There’s no way the end consumer would be charged extra under any scenario. Content providers, as in Netflix, Blizzard, Pornhub, might have to pay extra if their services hog bandwidth. As opposed to the access providers, AT&T, Comcast, Verizon, who eat the expense of that extra bandwidth right now. This whole fight, the entire time, has been two fat babies who have each gobbled a whole plate of cookies and are now fighting over who eats the last cookie. In any case, social media is actually the last to go, since it’s the lowest bandwidth user anyway.

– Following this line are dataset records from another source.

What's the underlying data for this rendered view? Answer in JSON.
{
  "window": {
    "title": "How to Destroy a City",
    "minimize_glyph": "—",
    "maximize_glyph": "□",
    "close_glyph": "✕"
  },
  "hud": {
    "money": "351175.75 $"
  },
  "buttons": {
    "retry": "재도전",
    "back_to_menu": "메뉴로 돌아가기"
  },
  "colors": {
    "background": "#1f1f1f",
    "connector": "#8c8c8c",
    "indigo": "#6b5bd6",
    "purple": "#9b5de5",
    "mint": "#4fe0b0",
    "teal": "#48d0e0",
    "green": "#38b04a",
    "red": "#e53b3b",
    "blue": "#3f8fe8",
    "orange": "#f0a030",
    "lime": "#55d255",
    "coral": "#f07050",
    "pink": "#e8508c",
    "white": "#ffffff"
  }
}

As several Internet service providers have pointed out again and again, they have no plans to throttle the web, price everybody out of the market, censor the Internet, or release hordes of zombies.
This may come as a shock, but: Internet is big business! There are these companies, you see: Amazon, Google, Microsoft, Apple, eBay, PayPal. There are these Silicon Valley millionaires. All of them make a hell of a lot of money every time you go online. They aren’t just going to blow up that revenue stream for the fun of it. What would be the point? The United States is propped up economically by tech companies – they are the top of our stock market, our GDP, our workforce, and every facet of our infrastructure. Not to mention that our government’s own defense and administration capabilities rely on the Internet as well.
They aren’t just going to blow it up.
Ask yourself: Does it make sense that the #1 source of economic growth in the US would just be shut down for nothing overnight?
Therefore, we can conclude that 99% of everything with the words “Net Neutrality” attached to it is a fight over nothing. True, we want to preserve Internet freedom to at least the same degree we’ve enjoyed so far. But it’s in corporation’s best interests to do that anyway. That is how the Internet formed in the first place.